Betsy Brandt, the Disability Services Coordinator at the Center for Disabilities at UW-Whitewater, provides today’s post. She has a Master of Science degree in Counseling and Student Personnel, along with a School Counseling Certificate. She has considerable experience in the field of students with disabilities, and has pertinent advice about the transition to college. Here are Betsy’s words.
As a student with a disability, going to college may require a few extra steps, but the degree is definitely worth it! Typically, students register with the disabilities services office on campus. This office may have different names, i.e. Center for Students with Disabilities, or Accessibility Center. Registering or applying for services often requires a short application, providing disability documentation, and an intake meeting where services are determined.
It is important to find out when the student should apply for services. For some universities, an application for the university can be submitted concurrently with an application for services. Other colleges may ask students to wait until the student has been accepted to the university.

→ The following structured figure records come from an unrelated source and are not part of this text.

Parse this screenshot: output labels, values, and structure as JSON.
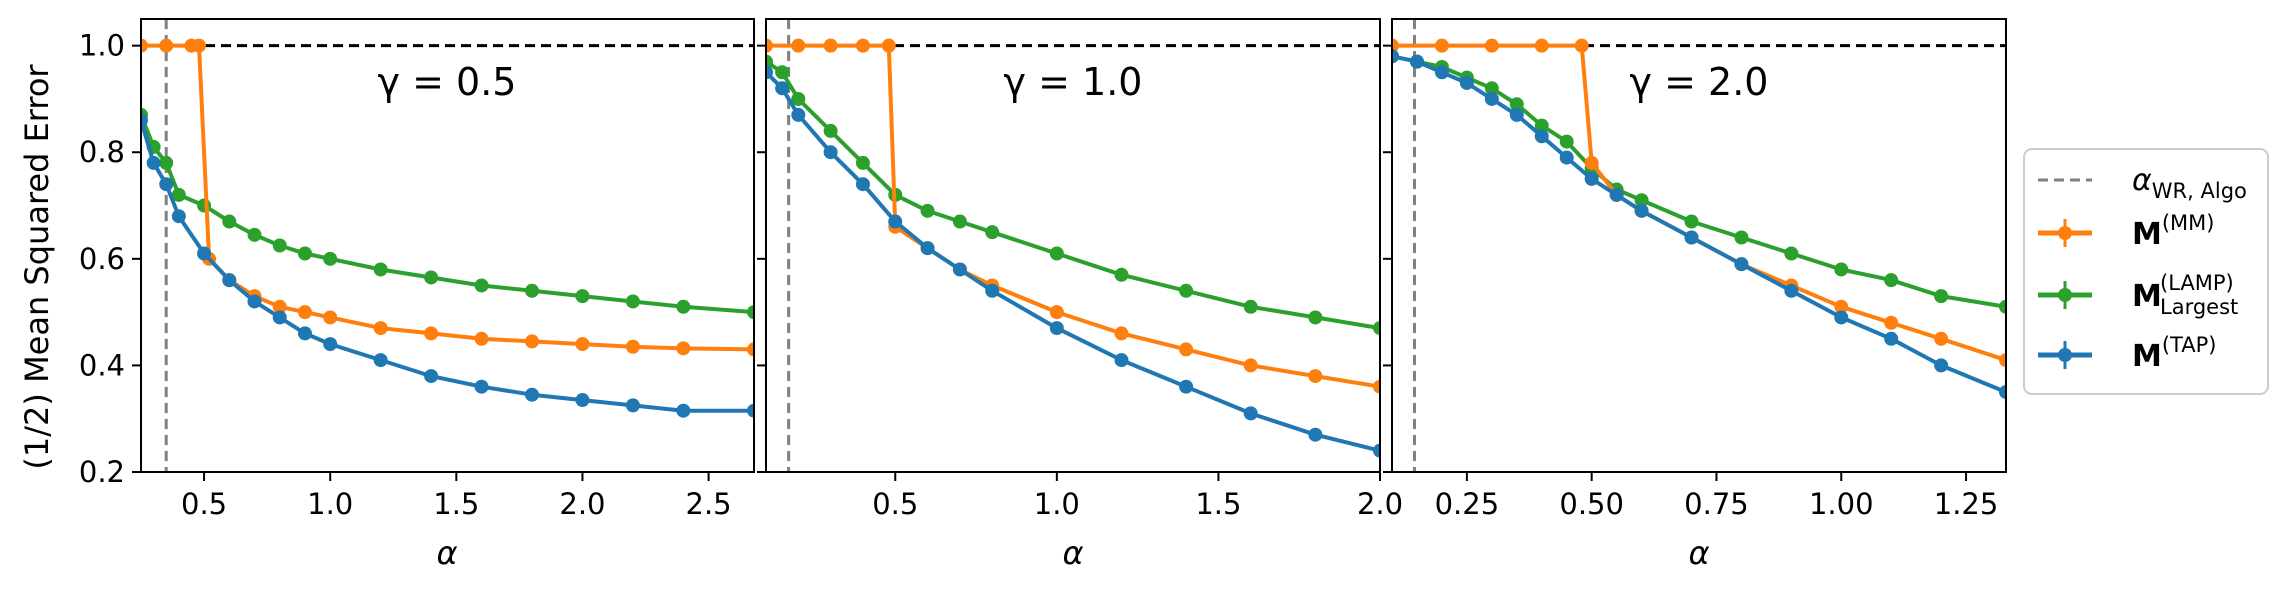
{
  "figure": {
    "ylabel": "(1/2) Mean Squared Error",
    "colors": {
      "mm": "#ff7f0e",
      "lamp": "#2ca02c",
      "tap": "#1f77b4",
      "wr_algo": "#808080",
      "reference": "#000000"
    },
    "legend": {
      "placement": "outside-right",
      "items": [
        {
          "key": "wr",
          "label": "α",
          "sub": "WR, Algo",
          "sup": ""
        },
        {
          "key": "mm",
          "label": "M",
          "sub": "",
          "sup": "(MM)"
        },
        {
          "key": "lamp",
          "label": "M",
          "sub": "Largest",
          "sup": "(LAMP)"
        },
        {
          "key": "tap",
          "label": "M",
          "sub": "",
          "sup": "(TAP)"
        }
      ]
    }
  },
  "chart_data": [
    {
      "type": "line",
      "title": "γ = 0.5",
      "gamma_text": "γ = 0.5",
      "xlabel": "α",
      "ylabel": "(1/2) Mean Squared Error",
      "xlim": [
        0.25,
        2.68
      ],
      "ylim": [
        0.2,
        1.05
      ],
      "xticks": [
        0.5,
        1.0,
        1.5,
        2.0,
        2.5
      ],
      "xtick_labels": [
        "0.5",
        "1.0",
        "1.5",
        "2.0",
        "2.5"
      ],
      "yticks": [
        0.2,
        0.4,
        0.6,
        0.8,
        1.0
      ],
      "ytick_labels": [
        "0.2",
        "0.4",
        "0.6",
        "0.8",
        "1.0"
      ],
      "alpha_wr_algo": 0.35,
      "reference_line": 1.0,
      "grid": false,
      "series": [
        {
          "key": "mm",
          "x": [
            0.25,
            0.35,
            0.45,
            0.48,
            0.52,
            0.6,
            0.7,
            0.8,
            0.9,
            1.0,
            1.2,
            1.4,
            1.6,
            1.8,
            2.0,
            2.2,
            2.4,
            2.68
          ],
          "y": [
            1.0,
            1.0,
            1.0,
            1.0,
            0.6,
            0.56,
            0.53,
            0.51,
            0.5,
            0.49,
            0.47,
            0.46,
            0.45,
            0.445,
            0.44,
            0.435,
            0.432,
            0.43
          ]
        },
        {
          "key": "lamp",
          "x": [
            0.25,
            0.3,
            0.35,
            0.4,
            0.5,
            0.6,
            0.7,
            0.8,
            0.9,
            1.0,
            1.2,
            1.4,
            1.6,
            1.8,
            2.0,
            2.2,
            2.4,
            2.68
          ],
          "y": [
            0.87,
            0.81,
            0.78,
            0.72,
            0.7,
            0.67,
            0.645,
            0.625,
            0.61,
            0.6,
            0.58,
            0.565,
            0.55,
            0.54,
            0.53,
            0.52,
            0.51,
            0.5
          ]
        },
        {
          "key": "tap",
          "x": [
            0.25,
            0.3,
            0.35,
            0.4,
            0.5,
            0.6,
            0.7,
            0.8,
            0.9,
            1.0,
            1.2,
            1.4,
            1.6,
            1.8,
            2.0,
            2.2,
            2.4,
            2.68
          ],
          "y": [
            0.86,
            0.78,
            0.74,
            0.68,
            0.61,
            0.56,
            0.52,
            0.49,
            0.46,
            0.44,
            0.41,
            0.38,
            0.36,
            0.345,
            0.335,
            0.325,
            0.315,
            0.315
          ]
        }
      ]
    },
    {
      "type": "line",
      "title": "γ = 1.0",
      "gamma_text": "γ = 1.0",
      "xlabel": "α",
      "xlim": [
        0.1,
        2.0
      ],
      "ylim": [
        0.2,
        1.05
      ],
      "xticks": [
        0.5,
        1.0,
        1.5,
        2.0
      ],
      "xtick_labels": [
        "0.5",
        "1.0",
        "1.5",
        "2.0"
      ],
      "yticks": [
        0.2,
        0.4,
        0.6,
        0.8,
        1.0
      ],
      "alpha_wr_algo": 0.17,
      "reference_line": 1.0,
      "grid": false,
      "series": [
        {
          "key": "mm",
          "x": [
            0.1,
            0.2,
            0.3,
            0.4,
            0.48,
            0.5,
            0.6,
            0.7,
            0.8,
            1.0,
            1.2,
            1.4,
            1.6,
            1.8,
            2.0
          ],
          "y": [
            1.0,
            1.0,
            1.0,
            1.0,
            1.0,
            0.66,
            0.62,
            0.58,
            0.55,
            0.5,
            0.46,
            0.43,
            0.4,
            0.38,
            0.36
          ]
        },
        {
          "key": "lamp",
          "x": [
            0.1,
            0.15,
            0.2,
            0.3,
            0.4,
            0.5,
            0.6,
            0.7,
            0.8,
            1.0,
            1.2,
            1.4,
            1.6,
            1.8,
            2.0
          ],
          "y": [
            0.97,
            0.95,
            0.9,
            0.84,
            0.78,
            0.72,
            0.69,
            0.67,
            0.65,
            0.61,
            0.57,
            0.54,
            0.51,
            0.49,
            0.47
          ]
        },
        {
          "key": "tap",
          "x": [
            0.1,
            0.15,
            0.2,
            0.3,
            0.4,
            0.5,
            0.6,
            0.7,
            0.8,
            1.0,
            1.2,
            1.4,
            1.6,
            1.8,
            2.0
          ],
          "y": [
            0.95,
            0.92,
            0.87,
            0.8,
            0.74,
            0.67,
            0.62,
            0.58,
            0.54,
            0.47,
            0.41,
            0.36,
            0.31,
            0.27,
            0.24
          ]
        }
      ]
    },
    {
      "type": "line",
      "title": "γ = 2.0",
      "gamma_text": "γ = 2.0",
      "xlabel": "α",
      "xlim": [
        0.1,
        1.33
      ],
      "ylim": [
        0.2,
        1.05
      ],
      "xticks": [
        0.25,
        0.5,
        0.75,
        1.0,
        1.25
      ],
      "xtick_labels": [
        "0.25",
        "0.50",
        "0.75",
        "1.00",
        "1.25"
      ],
      "yticks": [
        0.2,
        0.4,
        0.6,
        0.8,
        1.0
      ],
      "alpha_wr_algo": 0.145,
      "reference_line": 1.0,
      "grid": false,
      "series": [
        {
          "key": "mm",
          "x": [
            0.1,
            0.2,
            0.3,
            0.4,
            0.48,
            0.5,
            0.55,
            0.6,
            0.7,
            0.8,
            0.9,
            1.0,
            1.1,
            1.2,
            1.33
          ],
          "y": [
            1.0,
            1.0,
            1.0,
            1.0,
            1.0,
            0.78,
            0.72,
            0.69,
            0.64,
            0.59,
            0.55,
            0.51,
            0.48,
            0.45,
            0.41
          ]
        },
        {
          "key": "lamp",
          "x": [
            0.1,
            0.15,
            0.2,
            0.25,
            0.3,
            0.35,
            0.4,
            0.45,
            0.5,
            0.55,
            0.6,
            0.7,
            0.8,
            0.9,
            1.0,
            1.1,
            1.2,
            1.33
          ],
          "y": [
            0.98,
            0.97,
            0.96,
            0.94,
            0.92,
            0.89,
            0.85,
            0.82,
            0.77,
            0.73,
            0.71,
            0.67,
            0.64,
            0.61,
            0.58,
            0.56,
            0.53,
            0.51
          ]
        },
        {
          "key": "tap",
          "x": [
            0.1,
            0.15,
            0.2,
            0.25,
            0.3,
            0.35,
            0.4,
            0.45,
            0.5,
            0.55,
            0.6,
            0.7,
            0.8,
            0.9,
            1.0,
            1.1,
            1.2,
            1.33
          ],
          "y": [
            0.98,
            0.97,
            0.95,
            0.93,
            0.9,
            0.87,
            0.83,
            0.79,
            0.75,
            0.72,
            0.69,
            0.64,
            0.59,
            0.54,
            0.49,
            0.45,
            0.4,
            0.35
          ]
        }
      ]
    }
  ]
}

Students, parents, families, and supporters and counselors should consider a number of areas when a student with a disability is planning for college. Those areas include the following.

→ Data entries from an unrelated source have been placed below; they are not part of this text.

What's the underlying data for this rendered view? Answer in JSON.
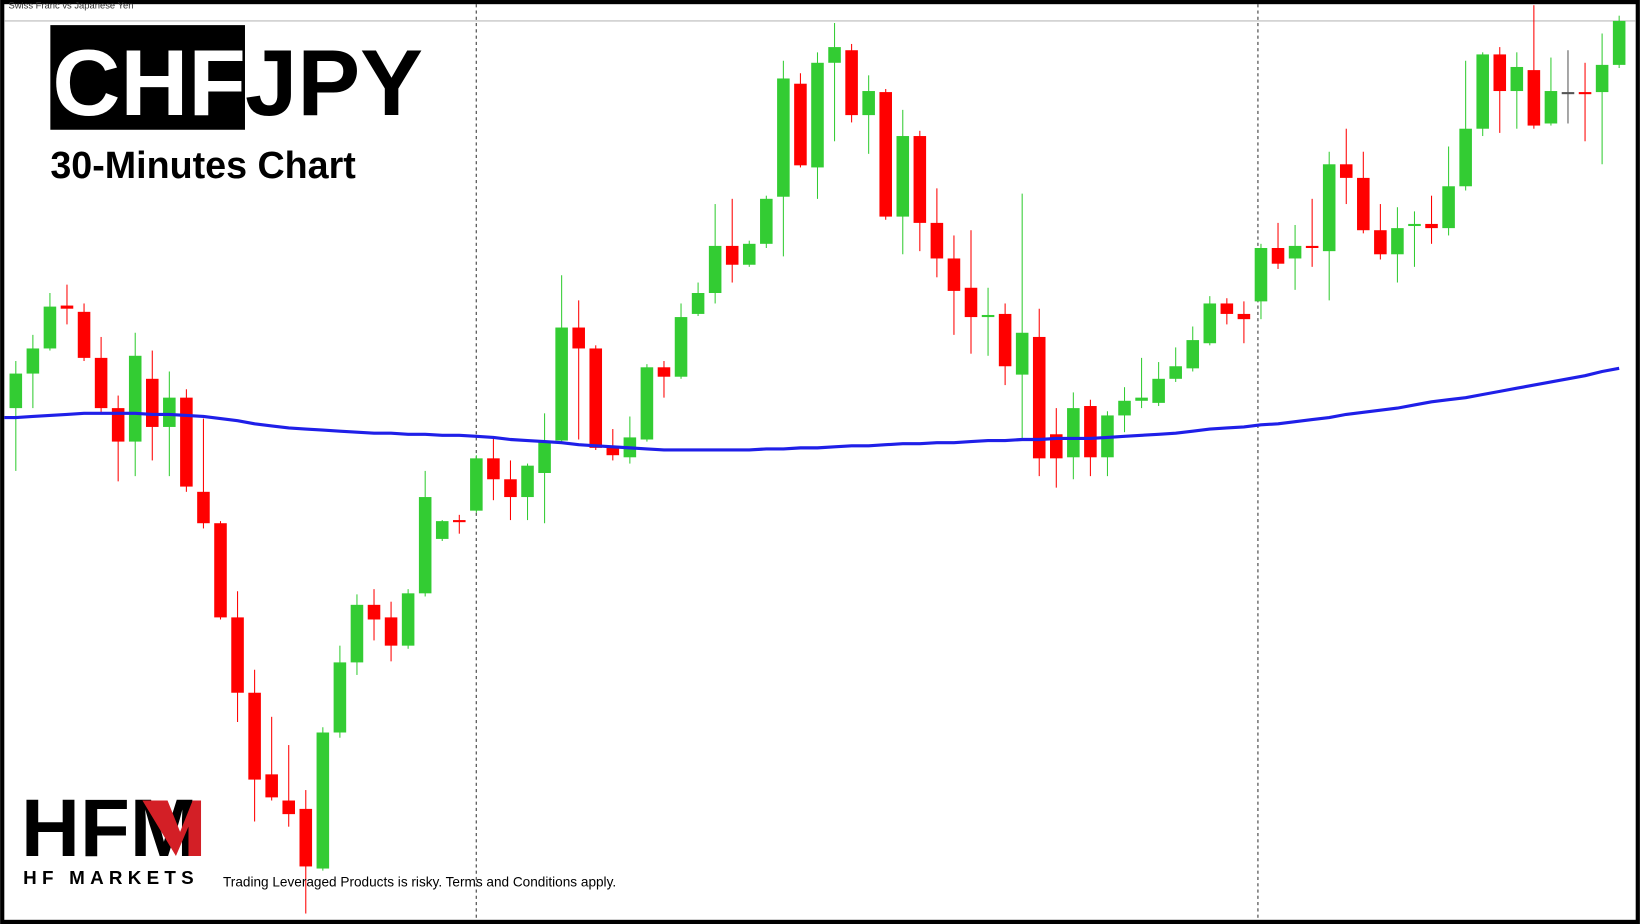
{
  "chart_data": {
    "type": "candlestick",
    "header": "Swiss Franc vs Japanese Yen",
    "title_base": "CHF",
    "title_quote": "JPY",
    "subtitle": "30-Minutes Chart",
    "ylim": [
      0,
      883
    ],
    "up_color": "#33cc33",
    "down_color": "#ff0000",
    "doji_color": "#555555",
    "open": [
      493,
      526,
      550,
      591,
      585,
      541,
      493,
      461,
      521,
      475,
      503,
      413,
      383,
      293,
      221,
      143,
      118,
      110,
      53,
      183,
      250,
      305,
      293,
      266,
      316,
      368,
      386,
      395,
      445,
      425,
      408,
      431,
      462,
      570,
      550,
      455,
      446,
      463,
      532,
      523,
      583,
      603,
      648,
      630,
      650,
      695,
      803,
      723,
      823,
      835,
      773,
      795,
      676,
      753,
      670,
      636,
      608,
      581,
      583,
      525,
      561,
      468,
      446,
      495,
      446,
      486,
      500,
      498,
      521,
      531,
      555,
      593,
      583,
      595,
      646,
      636,
      648,
      643,
      726,
      713,
      663,
      640,
      667,
      669,
      665,
      705,
      760,
      831,
      796,
      816,
      765,
      795,
      795,
      795,
      821
    ],
    "high": [
      538,
      563,
      603,
      611,
      593,
      561,
      505,
      565,
      548,
      528,
      511,
      483,
      385,
      318,
      243,
      198,
      171,
      128,
      188,
      266,
      315,
      320,
      308,
      320,
      433,
      386,
      391,
      448,
      465,
      443,
      440,
      488,
      620,
      596,
      553,
      473,
      485,
      535,
      538,
      593,
      613,
      688,
      693,
      653,
      696,
      825,
      813,
      833,
      861,
      841,
      811,
      798,
      778,
      758,
      703,
      658,
      663,
      608,
      593,
      698,
      588,
      493,
      508,
      501,
      490,
      513,
      541,
      537,
      551,
      571,
      600,
      598,
      595,
      650,
      670,
      668,
      693,
      738,
      760,
      738,
      688,
      685,
      681,
      696,
      743,
      825,
      833,
      838,
      833,
      878,
      828,
      835,
      823,
      851,
      868
    ],
    "low": [
      433,
      493,
      548,
      573,
      538,
      488,
      423,
      428,
      443,
      428,
      413,
      378,
      291,
      193,
      98,
      118,
      93,
      10,
      51,
      178,
      238,
      271,
      251,
      263,
      313,
      366,
      373,
      393,
      405,
      386,
      386,
      383,
      460,
      463,
      453,
      443,
      440,
      461,
      503,
      521,
      581,
      593,
      613,
      628,
      646,
      638,
      723,
      693,
      748,
      766,
      736,
      673,
      640,
      643,
      618,
      563,
      545,
      543,
      515,
      463,
      428,
      417,
      425,
      428,
      428,
      470,
      493,
      495,
      518,
      528,
      553,
      573,
      555,
      578,
      626,
      606,
      628,
      596,
      688,
      660,
      635,
      613,
      628,
      650,
      658,
      701,
      753,
      756,
      760,
      760,
      763,
      765,
      748,
      726,
      818
    ],
    "close": [
      526,
      550,
      590,
      588,
      541,
      493,
      461,
      543,
      475,
      503,
      418,
      383,
      293,
      221,
      138,
      121,
      105,
      55,
      183,
      250,
      305,
      291,
      266,
      316,
      408,
      385,
      384,
      445,
      425,
      408,
      438,
      462,
      570,
      550,
      455,
      448,
      465,
      532,
      523,
      580,
      603,
      648,
      630,
      650,
      693,
      808,
      725,
      823,
      838,
      773,
      796,
      676,
      753,
      670,
      636,
      605,
      580,
      582,
      533,
      565,
      445,
      445,
      493,
      446,
      486,
      500,
      503,
      521,
      533,
      558,
      593,
      583,
      578,
      646,
      631,
      648,
      646,
      726,
      713,
      663,
      640,
      665,
      669,
      665,
      705,
      760,
      831,
      796,
      819,
      763,
      796,
      795,
      793,
      821,
      863
    ],
    "ma": {
      "color": "#1f1fe8",
      "values": [
        484,
        485,
        486,
        487,
        488,
        488,
        488,
        488,
        487,
        487,
        486,
        485,
        483,
        481,
        478,
        476,
        474,
        473,
        472,
        471,
        470,
        469,
        469,
        468,
        468,
        467,
        467,
        466,
        465,
        463,
        462,
        461,
        460,
        458,
        457,
        456,
        455,
        454,
        453,
        453,
        453,
        453,
        453,
        453,
        454,
        454,
        455,
        455,
        456,
        457,
        457,
        458,
        459,
        459,
        460,
        460,
        461,
        462,
        462,
        463,
        463,
        464,
        464,
        464,
        465,
        466,
        467,
        468,
        469,
        471,
        473,
        474,
        475,
        477,
        478,
        480,
        482,
        484,
        487,
        489,
        491,
        493,
        496,
        499,
        501,
        503,
        506,
        509,
        512,
        515,
        518,
        521,
        524,
        528,
        531
      ]
    }
  },
  "branding": {
    "logo": "HFM",
    "company": "HF MARKETS",
    "disclaimer": "Trading Leveraged Products is risky. Terms and Conditions apply."
  }
}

Academics – Students need to know that studying, homework, projects, etc. in college will likely require much more time than in high school. A typical rubric is that for every hour spent in class, two to three hours of outside work will be required. Students should do whatever they can do in high school to develop strong independent studying, notetaking, and test-taking skills.

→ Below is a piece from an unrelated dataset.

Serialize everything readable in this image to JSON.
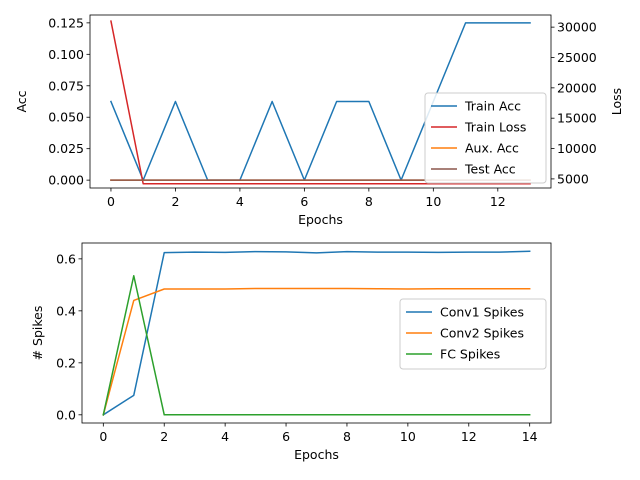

Accessibility – It is important to see if the campus is accessible for each student’s needs. This can include physical, communication or sensory accessibility (classrooms, residence halls, physical space etc.), and accessibility to resources (alternative format materials, communication, video and digital media, interpreters etc.). Is the university committed to making sure students have the same access to all university events and co-curricular opportunities? Is the university engaged in the success of students with disabilities?
Accommodations – Be knowledgeable about the accommodations offered at the university level. Some accommodations or modifications that are available in high school are not available in college. Examples of modifications not provided at most colleges and universities include but are not limited to: modified tests, notes for every test, extended due dates for assignments, or word banks. If a student is thinking about college, it is important that they gradually refrain from using modifications that are not approved in college and shift to accommodations such as: extended testing time, alternative format print material (audio or digital books), reduced course load or only taking 4 classes at a time, use of peer notes, or use of adaptive technology.
An excellent resource is the Department of Education’s Opening Doors publication.